Description:
Exciting new position in Limerick. Extensive contract duration with an excellent daily rate on offer aligned to your experience. DON'T miss this opportunity.
Responsibilities:
- Ensure computerized instrument systems comply with regulatory requirements (21 CFR Part 11, EU GMP Annex 11, Data Integrity Guidance), company policies, and drive improvements as per regulatory changes.
- Develop expertise in the IT functionality of lab equipment to support installation, upgrades, and maintenance.
- Provide technical oversight for computerised instrument validation (CSV) processes, covering Validation Plans, Risk Assessments, Requirement Specifications, Testing, Data Migration, SOPs, Change Controls, and Deviation Investigations.
- Manage and execute computer system validation (CSV) deliverables for new and existing projects, including project planning, prioritization, and alignment with project schedules.
- Collaborate with vendors to design and deploy computerized instrument solutions integrated with onsite IT services (backup, database, patching).

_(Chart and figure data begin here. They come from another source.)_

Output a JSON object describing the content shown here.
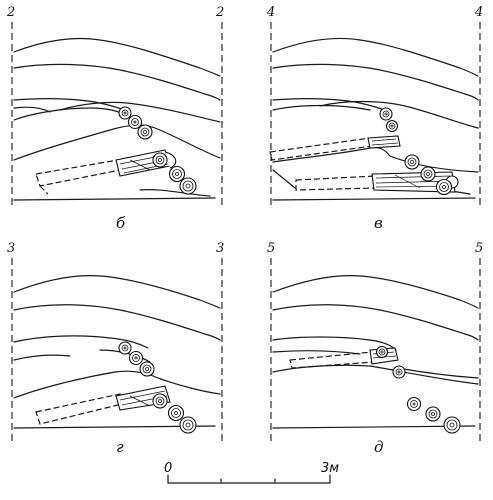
{
  "panels": [
    {
      "id": "b",
      "caption": "б",
      "section_left": "2",
      "section_right": "2"
    },
    {
      "id": "v",
      "caption": "в",
      "section_left": "4",
      "section_right": "4"
    },
    {
      "id": "g",
      "caption": "г",
      "section_left": "3",
      "section_right": "3"
    },
    {
      "id": "d",
      "caption": "д",
      "section_left": "5",
      "section_right": "5"
    }
  ],
  "scale": {
    "start_label": "0",
    "end_label": "3м"
  }
}
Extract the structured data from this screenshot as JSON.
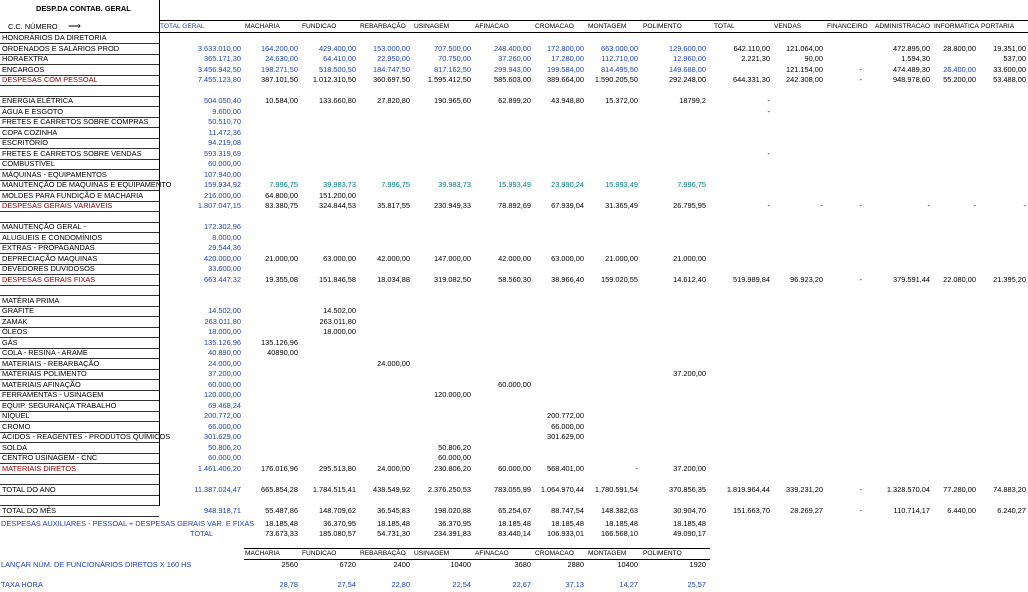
{
  "title": "DESP.DA CONTAB. GERAL",
  "header": {
    "label": "C.C. NÚMERO",
    "columns": [
      "TOTAL GERAL",
      "MACHARIA",
      "FUNDICAO",
      "REBARBAÇÃO",
      "USINAGEM",
      "AFINACAO",
      "CROMACAO",
      "MONTAGEM",
      "POLIMENTO",
      "TOTAL",
      "VENDAS",
      "FINANCEIRO",
      "ADMINISTRACAO",
      "INFORMATICA",
      "PORTARIA"
    ]
  },
  "rows": [
    {
      "label": "HONORÁRIOS DA DIRETORIA",
      "values": []
    },
    {
      "label": "ORDENADOS E SALÁRIOS PROD",
      "values": [
        "3.633.010,00",
        "164.200,00",
        "429.400,00",
        "153.000,00",
        "707.500,00",
        "248.400,00",
        "172.800,00",
        "663.000,00",
        "129.600,00",
        "642.110,00",
        "121.064,00",
        "",
        "472.895,00",
        "28.800,00",
        "19.351,00"
      ]
    },
    {
      "label": "HORAEXTRA",
      "values": [
        "365.171,30",
        "24.630,00",
        "64.410,00",
        "22.950,00",
        "70.750,00",
        "37.260,00",
        "17.280,00",
        "112.710,00",
        "12.960,00",
        "2.221,30",
        "90,00",
        "",
        "1.594,30",
        "",
        "537,00"
      ]
    },
    {
      "label": "ENCARGOS",
      "values": [
        "3.456.942,50",
        "198.271,50",
        "518.500,50",
        "184.747,50",
        "817.162,50",
        "299.943,00",
        "199.584,00",
        "814.495,50",
        "149.688,00",
        "",
        "121.154,00",
        "-",
        "474.489,30",
        "26.400,00",
        "33.600,00"
      ]
    },
    {
      "label": "DESPESAS COM PESSOAL",
      "values": [
        "7.455.123,80",
        "387.101,50",
        "1.012.310,50",
        "360.697,50",
        "1.595.412,50",
        "585.603,00",
        "389.664,00",
        "1.590.205,50",
        "292.248,00",
        "644.331,30",
        "242.308,00",
        "-",
        "948.978,60",
        "55.200,00",
        "53.488,00"
      ]
    },
    {
      "label": "",
      "values": []
    },
    {
      "label": "ENERGIA ELÉTRICA",
      "values": [
        "504.050,40",
        "10.584,00",
        "133.660,80",
        "27.820,80",
        "190.965,60",
        "62.899,20",
        "43.948,80",
        "15.372,00",
        "18799,2",
        "-"
      ]
    },
    {
      "label": "ÁGUA E ESGOTO",
      "values": [
        "9.600,00",
        "",
        "",
        "",
        "",
        "",
        "",
        "",
        "",
        "-"
      ]
    },
    {
      "label": "FRETES E CARRETOS SOBRE COMPRAS",
      "values": [
        "50.510,70"
      ]
    },
    {
      "label": "COPA COZINHA",
      "values": [
        "11.472,36"
      ]
    },
    {
      "label": "ESCRITÓRIO",
      "values": [
        "94.219,08"
      ]
    },
    {
      "label": "FRETES E CARRETOS SOBRE VENDAS",
      "values": [
        "593.319,69",
        "",
        "",
        "",
        "",
        "",
        "",
        "",
        "",
        "-"
      ]
    },
    {
      "label": "COMBUSTÍVEL",
      "values": [
        "60.000,00"
      ]
    },
    {
      "label": "MÁQUINAS - EQUIPAMENTOS",
      "values": [
        "107.940,00"
      ]
    },
    {
      "label": "MANUTENÇÃO DE MAQUINAS E EQUIPAMENTO",
      "values": [
        "159.934,92",
        "7.996,75",
        "39.983,73",
        "7.996,75",
        "39.983,73",
        "15.993,49",
        "23.990,24",
        "15.993,49",
        "7.996,75"
      ]
    },
    {
      "label": "MOLDES PARA FUNDIÇÃO E MACHARIA",
      "values": [
        "216.000,00",
        "64.800,00",
        "151.200,00"
      ]
    },
    {
      "label": "DESPESAS GERAIS VARIÁVEIS",
      "values": [
        "1.807.047,15",
        "83.380,75",
        "324.844,53",
        "35.817,55",
        "230.949,33",
        "78.892,69",
        "67.939,04",
        "31.365,49",
        "26.795,95",
        "-",
        "-",
        "-",
        "-",
        "-",
        "-"
      ]
    },
    {
      "label": "",
      "values": []
    },
    {
      "label": "MANUTENÇÃO GERAL -",
      "values": [
        "172.302,96"
      ]
    },
    {
      "label": "ALUGUEIS E CONDOMÍNIOS",
      "values": [
        "8.000,00"
      ]
    },
    {
      "label": "EXTRAS - PROPAGANDAS",
      "values": [
        "29.544,36"
      ]
    },
    {
      "label": "DEPRECIAÇÃO MAQUINAS",
      "values": [
        "420.000,00",
        "21.000,00",
        "63.000,00",
        "42.000,00",
        "147.000,00",
        "42.000,00",
        "63.000,00",
        "21.000,00",
        "21.000,00"
      ]
    },
    {
      "label": "DEVEDORES DUVIDOSOS",
      "values": [
        "33.600,00"
      ]
    },
    {
      "label": "DESPESAS GERAIS FIXAS",
      "values": [
        "663.447,32",
        "19.355,08",
        "151.846,58",
        "18.034,88",
        "319.082,50",
        "58.560,30",
        "38.966,40",
        "159.020,55",
        "14.612,40",
        "519.989,84",
        "96.923,20",
        "-",
        "379.591,44",
        "22.080,00",
        "21.395,20"
      ]
    },
    {
      "label": "",
      "values": []
    },
    {
      "label": "MATÉRIA PRIMA",
      "values": []
    },
    {
      "label": "GRAFITE",
      "values": [
        "14.502,00",
        "",
        "14.502,00"
      ]
    },
    {
      "label": "ZAMAK",
      "values": [
        "263.011,80",
        "",
        "263.011,80"
      ]
    },
    {
      "label": "ÓLEOS",
      "values": [
        "18.000,00",
        "",
        "18.000,00"
      ]
    },
    {
      "label": "GÁS",
      "values": [
        "135.126,96",
        "135.126,96"
      ]
    },
    {
      "label": "COLA - RESINA - ARAME",
      "values": [
        "40.890,00",
        "40890,00"
      ]
    },
    {
      "label": "MATERIAIS - REBARBAÇÃO",
      "values": [
        "24.000,00",
        "",
        "",
        "24.000,00"
      ]
    },
    {
      "label": "MATERIAIS POLIMENTO",
      "values": [
        "37.200,00",
        "",
        "",
        "",
        "",
        "",
        "",
        "",
        "37.200,00"
      ]
    },
    {
      "label": "MATERIAIS AFINAÇÃO",
      "values": [
        "60.000,00",
        "",
        "",
        "",
        "",
        "60.000,00"
      ]
    },
    {
      "label": "FERRAMENTAS - USINAGEM",
      "values": [
        "120.000,00",
        "",
        "",
        "",
        "120.000,00"
      ]
    },
    {
      "label": "EQUIP. SEGURANÇA TRABALHO",
      "values": [
        "69.468,24"
      ]
    },
    {
      "label": "NÍQUEL",
      "values": [
        "200.772,00",
        "",
        "",
        "",
        "",
        "",
        "200.772,00"
      ]
    },
    {
      "label": "CROMO",
      "values": [
        "66.000,00",
        "",
        "",
        "",
        "",
        "",
        "66.000,00"
      ]
    },
    {
      "label": "ÁCIDOS - REAGENTES - PRODUTOS QUÍMICOS",
      "values": [
        "301.629,00",
        "",
        "",
        "",
        "",
        "",
        "301.629,00"
      ]
    },
    {
      "label": "SOLDA",
      "values": [
        "50.806,20",
        "",
        "",
        "",
        "50.806,20"
      ]
    },
    {
      "label": "CENTRO USINAGEM - CNC",
      "values": [
        "60.000,00",
        "",
        "",
        "",
        "60.000,00"
      ]
    },
    {
      "label": "MATERIAIS DIRETOS",
      "values": [
        "1.461.406,20",
        "176.016,96",
        "295.513,80",
        "24.000,00",
        "230.806,20",
        "60.000,00",
        "568.401,00",
        "-",
        "37.200,00"
      ]
    },
    {
      "label": "",
      "values": []
    },
    {
      "label": "TOTAL DO ANO",
      "values": [
        "11.387.024,47",
        "665.854,28",
        "1.784.515,41",
        "438.549,92",
        "2.376.250,53",
        "783.055,99",
        "1.064.970,44",
        "1.780.591,54",
        "370.856,35",
        "1.819.964,44",
        "339.231,20",
        "-",
        "1.328.570,04",
        "77.280,00",
        "74.883,20"
      ]
    },
    {
      "label": "",
      "values": []
    },
    {
      "label": "TOTAL DO MÊS",
      "values": [
        "948.918,71",
        "55.487,86",
        "148.709,62",
        "36.545,83",
        "198.020,88",
        "65.254,67",
        "88.747,54",
        "148.382,63",
        "30.904,70",
        "151.663,70",
        "28.269,27",
        "-",
        "110.714,17",
        "6.440,00",
        "6.240,27"
      ]
    }
  ],
  "aux": {
    "line1": "DESPESAS AUXILIARES - PESSOAL + DESPESAS GERAIS VAR. E FIXAS",
    "line2": "TOTAL",
    "values1": [
      "18.185,48",
      "36.370,95",
      "18.185,48",
      "36.370,95",
      "18.185,48",
      "18.185,48",
      "18.185,48",
      "18.185,48"
    ],
    "values2": [
      "73.673,33",
      "185.080,57",
      "54.731,30",
      "234.391,83",
      "83.440,14",
      "106.933,01",
      "166.568,10",
      "49.090,17"
    ]
  },
  "bottom": {
    "columns": [
      "MACHARIA",
      "FUNDICAO",
      "REBARBAÇÃO",
      "USINAGEM",
      "AFINACAO",
      "CROMACAO",
      "MONTAGEM",
      "POLIMENTO"
    ],
    "funcionarios_label": "LANÇAR NÚM. DE FUNCIONÁRIOS DIRETOS X 160 HS",
    "funcionarios": [
      "2560",
      "6720",
      "2400",
      "10400",
      "3680",
      "2880",
      "10400",
      "1920"
    ],
    "taxa_label": "TAXA HORA",
    "taxa": [
      "28,78",
      "27,54",
      "22,80",
      "22,54",
      "22,67",
      "37,13",
      "14,27",
      "25,57"
    ]
  }
}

- Ensure timely delivery of new instrument installations and software upgrades to meet business needs.
- Lead upgrade and improvement projects for computerized instruments, offering solutions to address business challenges.

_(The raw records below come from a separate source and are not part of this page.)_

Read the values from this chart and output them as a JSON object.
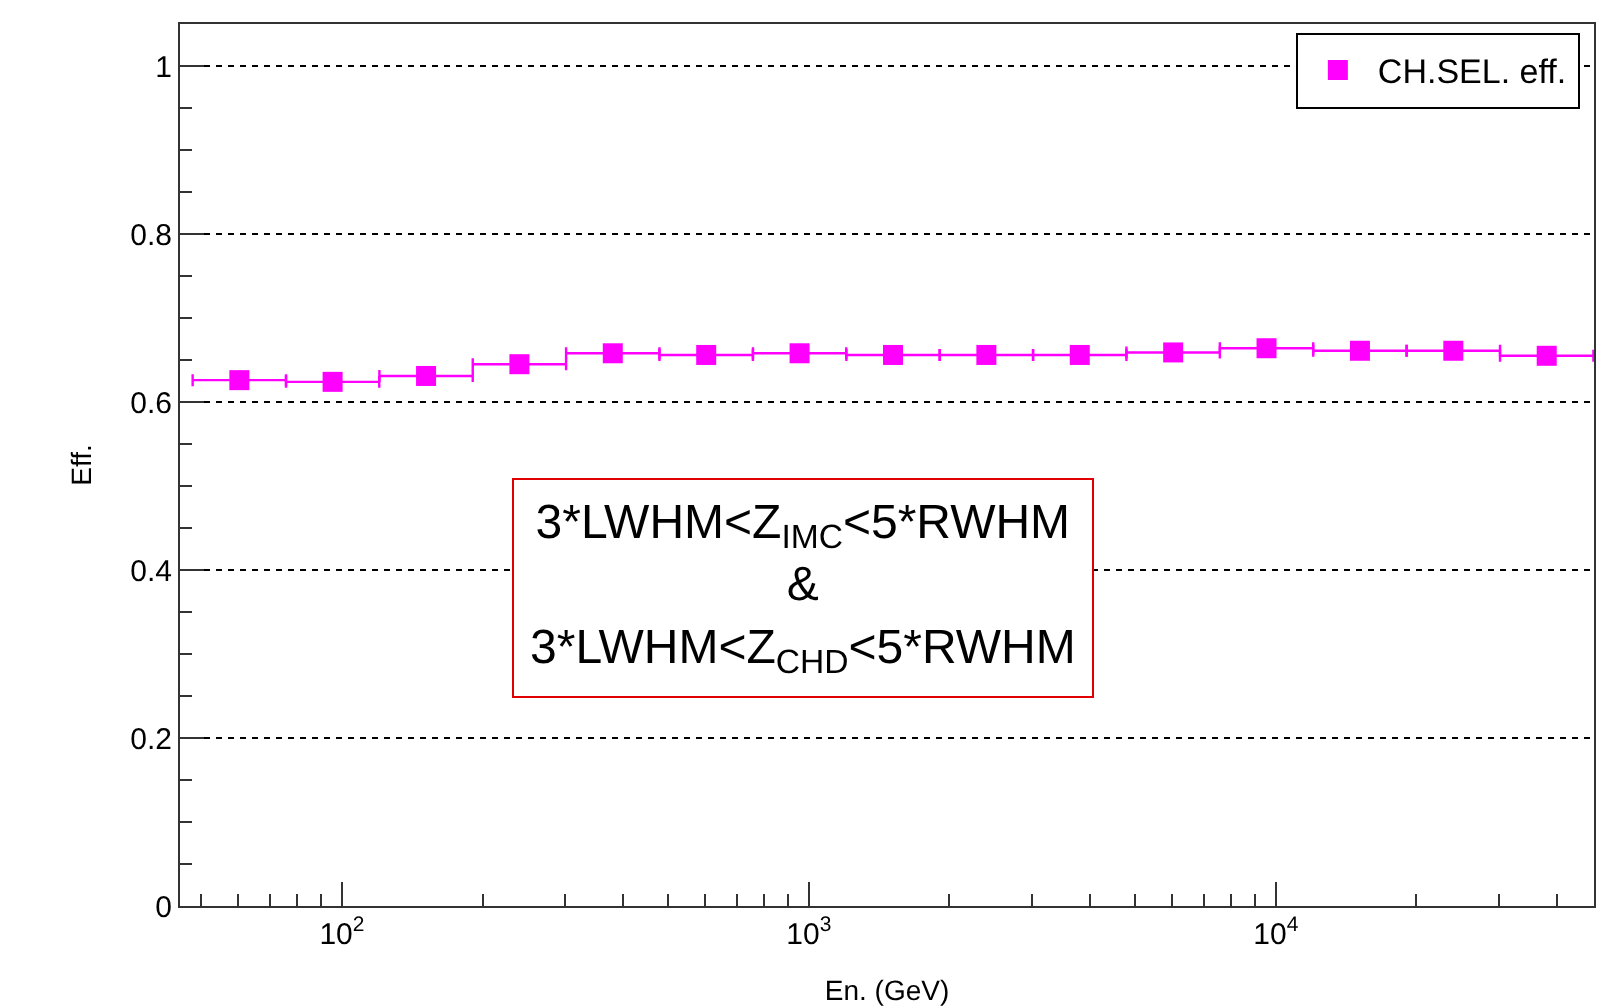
{
  "chart_data": {
    "type": "scatter",
    "xlabel": "En. (GeV)",
    "ylabel": "Eff.",
    "log": "x",
    "xlim": [
      45,
      48000
    ],
    "xticks": [
      {
        "value": 100,
        "label": "10$^{2}$"
      },
      {
        "value": 1000,
        "label": "10$^{3}$"
      },
      {
        "value": 10000,
        "label": "10$^{4}$"
      }
    ],
    "ylim": [
      0,
      1.05
    ],
    "yticks": [
      0,
      0.2,
      0.4,
      0.6,
      0.8,
      1
    ],
    "grid": "y",
    "legend": "top right",
    "marker": "square",
    "x": [
      60.3,
      95.5,
      151.4,
      239.9,
      380.2,
      602.6,
      955,
      1514,
      2399,
      3802,
      6026,
      9550,
      15136,
      23988,
      38019
    ],
    "series": [
      {
        "name": "CH.SEL. eff.",
        "color": "#ff00ff",
        "values": [
          0.626,
          0.624,
          0.631,
          0.645,
          0.658,
          0.656,
          0.658,
          0.656,
          0.656,
          0.656,
          0.659,
          0.664,
          0.661,
          0.661,
          0.655
        ],
        "xerrors": [
          [
            47.9,
            75.9
          ],
          [
            75.9,
            120.2
          ],
          [
            120.3,
            190.6
          ],
          [
            190.6,
            302
          ],
          [
            302,
            478.6
          ],
          [
            478.6,
            758.6
          ],
          [
            759,
            1202
          ],
          [
            1203,
            1906
          ],
          [
            1906,
            3020
          ],
          [
            3020,
            4786
          ],
          [
            4786,
            7586
          ],
          [
            7586,
            12022
          ],
          [
            12023,
            19055
          ],
          [
            19054,
            30199
          ],
          [
            30199,
            47862
          ]
        ]
      }
    ],
    "annotations": [
      "3*LWHM<Z$_{IMC}$<5*RWHM\n&\n3*LWHM<Z$_{CHD}$<5*RWHM"
    ]
  }
}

- Troubleshoot and resolve system issues using data analysis and problem-solving skills.
- Support and participate in audit activities.
- Represent the site and share knowledge in corporate forums, fostering a network of corporate contacts and resources.
- Participate in team meetings and contribute to discussions and reporting.
Basic Requirements:
- Bachelor’s Degree (Level 8) in Information Technology, Computer Science, Engineering, or a related field.
- 5+ years of experience in a biotech or pharmaceutical setting.
- Extensive knowledge and experience in Computer System Validation (CSV), particularly for laboratory systems.
- Experience administering computerized lab equipment.
- Proven troubleshooting skills with a strong understanding of lab equipment software.
- In-depth knowledge of regulatory requirements related to CSV, including 21 CFR Part 11, security, and data integrity.
- Ability to build relationships, learn new business processes, and identify improvement opportunities.
- Strong leadership, influencing, and cross-functional teamwork skills, with the ability to work independently.
- Excellent analytical, problem-solving, written, and verbal communication skills.